Si on ne marque pas et que nous avons des occasions, c’est avant tout frustrant pour l’équipe. En fait, ce qui m’embête le plus, c’est quand j’ai ces occasions et que je n’arrive pas à les convertir, c’est pour l’équipe que c’est le plus dur. Moi, je l’accepte. La saison dernière et cette saison, j’ai eu une préparation un peu tronquée. Je suis revenu de vacances après l’Euro, et je n’ai eu qu’une semaine et demie de préparation. Ça avait marché la saison dernière au bout d’un certain temps. Il faut acquérir ce rythme, et je suis sûr que le brin de réussite qu’il m’a manqué sur les premiers matches va revenir et ça va forcément tourner à nouveau.

Dans quel état de forme êtes-vous, actuellement ?

Je pense que ça va aller de mieux en mieux dans les prochaines semaines. J’ai eu cette petite blessure contre le Shakhtar Donetsk mais nous aurons beaucoup de matches dans les prochaines semaines qui vont me permettre d’atteindre un bon niveau de préparation. Nous serons en bonne forme. Nous l’avons montré à Donetsk, nous sommes en train de revenir à notre meilleur niveau.

L’élimination en Ligue des Champions est-elle digérée ?

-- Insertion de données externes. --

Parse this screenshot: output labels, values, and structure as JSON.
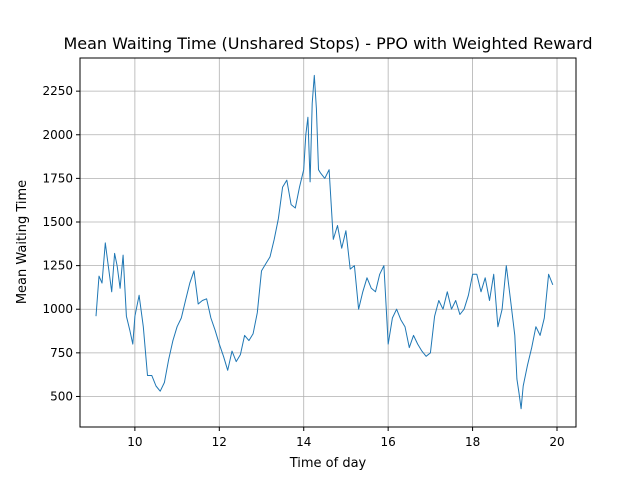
{
  "chart_data": {
    "type": "line",
    "title": "Mean Waiting Time (Unshared Stops) - PPO with Weighted Reward",
    "xlabel": "Time of day",
    "ylabel": "Mean Waiting Time",
    "xlim": [
      8.7,
      20.45
    ],
    "ylim": [
      325,
      2440
    ],
    "x_ticks": [
      10,
      12,
      14,
      16,
      18,
      20
    ],
    "y_ticks": [
      500,
      750,
      1000,
      1250,
      1500,
      1750,
      2000,
      2250
    ],
    "grid": true,
    "legend": "none",
    "series": [
      {
        "color": "#1f77b4",
        "x": [
          9.08,
          9.15,
          9.22,
          9.3,
          9.38,
          9.45,
          9.52,
          9.58,
          9.65,
          9.72,
          9.8,
          9.88,
          9.95,
          10.0,
          10.1,
          10.2,
          10.3,
          10.4,
          10.5,
          10.6,
          10.7,
          10.8,
          10.9,
          11.0,
          11.1,
          11.2,
          11.3,
          11.4,
          11.5,
          11.6,
          11.7,
          11.8,
          11.9,
          12.0,
          12.1,
          12.2,
          12.3,
          12.4,
          12.5,
          12.6,
          12.7,
          12.8,
          12.9,
          13.0,
          13.1,
          13.2,
          13.3,
          13.4,
          13.5,
          13.6,
          13.7,
          13.8,
          13.9,
          14.0,
          14.05,
          14.1,
          14.15,
          14.2,
          14.25,
          14.3,
          14.35,
          14.4,
          14.5,
          14.6,
          14.7,
          14.8,
          14.9,
          15.0,
          15.1,
          15.2,
          15.3,
          15.4,
          15.5,
          15.6,
          15.7,
          15.8,
          15.9,
          16.0,
          16.1,
          16.2,
          16.3,
          16.4,
          16.5,
          16.6,
          16.7,
          16.8,
          16.9,
          17.0,
          17.1,
          17.2,
          17.3,
          17.4,
          17.5,
          17.6,
          17.7,
          17.8,
          17.9,
          18.0,
          18.1,
          18.2,
          18.3,
          18.4,
          18.5,
          18.6,
          18.7,
          18.8,
          18.9,
          19.0,
          19.05,
          19.1,
          19.15,
          19.2,
          19.3,
          19.4,
          19.5,
          19.6,
          19.7,
          19.8,
          19.9
        ],
        "y": [
          960,
          1190,
          1150,
          1380,
          1230,
          1100,
          1320,
          1250,
          1120,
          1310,
          960,
          880,
          800,
          960,
          1080,
          900,
          620,
          620,
          560,
          530,
          580,
          710,
          820,
          900,
          950,
          1050,
          1150,
          1220,
          1030,
          1050,
          1060,
          950,
          880,
          800,
          730,
          650,
          760,
          700,
          740,
          850,
          820,
          860,
          980,
          1220,
          1260,
          1300,
          1400,
          1520,
          1700,
          1740,
          1600,
          1580,
          1700,
          1800,
          2000,
          2100,
          1730,
          2180,
          2340,
          2150,
          1800,
          1780,
          1750,
          1800,
          1400,
          1480,
          1350,
          1450,
          1230,
          1250,
          1000,
          1100,
          1180,
          1120,
          1100,
          1200,
          1250,
          800,
          950,
          1000,
          940,
          900,
          780,
          850,
          800,
          760,
          730,
          750,
          960,
          1050,
          1000,
          1100,
          1000,
          1050,
          970,
          1000,
          1080,
          1200,
          1200,
          1100,
          1180,
          1050,
          1200,
          900,
          1000,
          1250,
          1050,
          850,
          600,
          520,
          430,
          560,
          680,
          780,
          900,
          850,
          950,
          1200,
          1140
        ]
      }
    ]
  }
}
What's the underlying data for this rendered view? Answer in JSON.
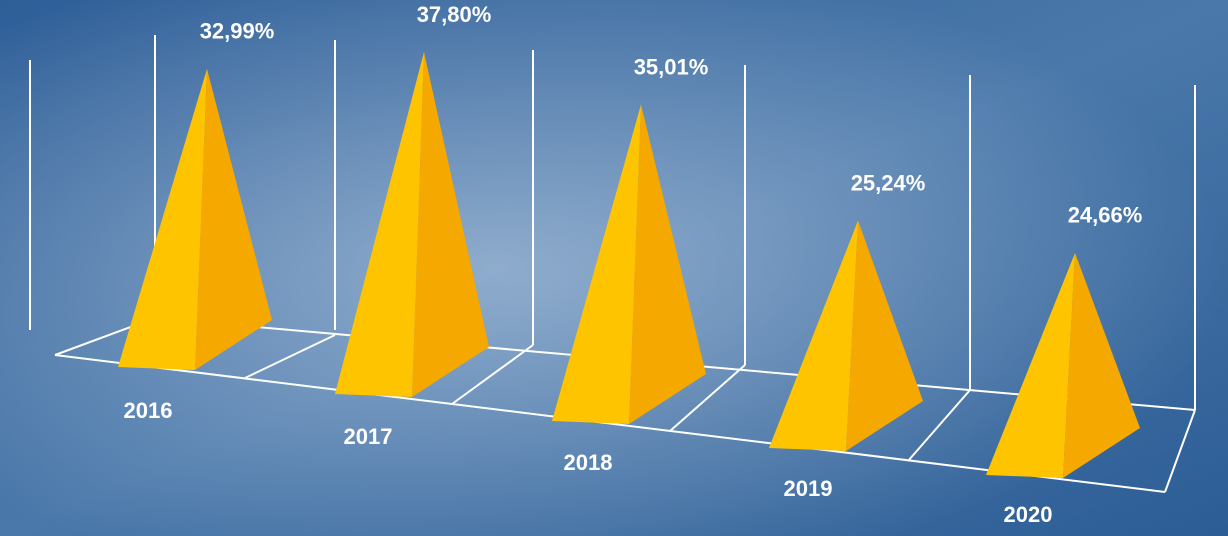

Dans le foot, tout va très vite. Vous pouvez réaliser une mauvaise performance et marquer un but, et le match d’après l’inverse. Moi, je suis habitué à cela, et j’ai tendance à regarder vers l’avant. Après Donetsk, ça a pris un peu plus de temps pour digérer l’élimination, mais je regarde toujours vers l’avant.

Quels enseignements tirez-vous de cette campagne de qualification ?

Pour le groupe, ça a été très positif dans la mesure où nous avons forcément pris de l’expérience. Nous avons joué huit matches en quatre semaines. Beaucoup de joueurs n’avaient pas l’habitude d’avoir ce rythme et forcément, c’est quelque chose qui est très positif pour l’équipe. Nos jeunes joueurs vont certainement progresser avec cette expérience et pendant la saison, cela va forcément nous servir.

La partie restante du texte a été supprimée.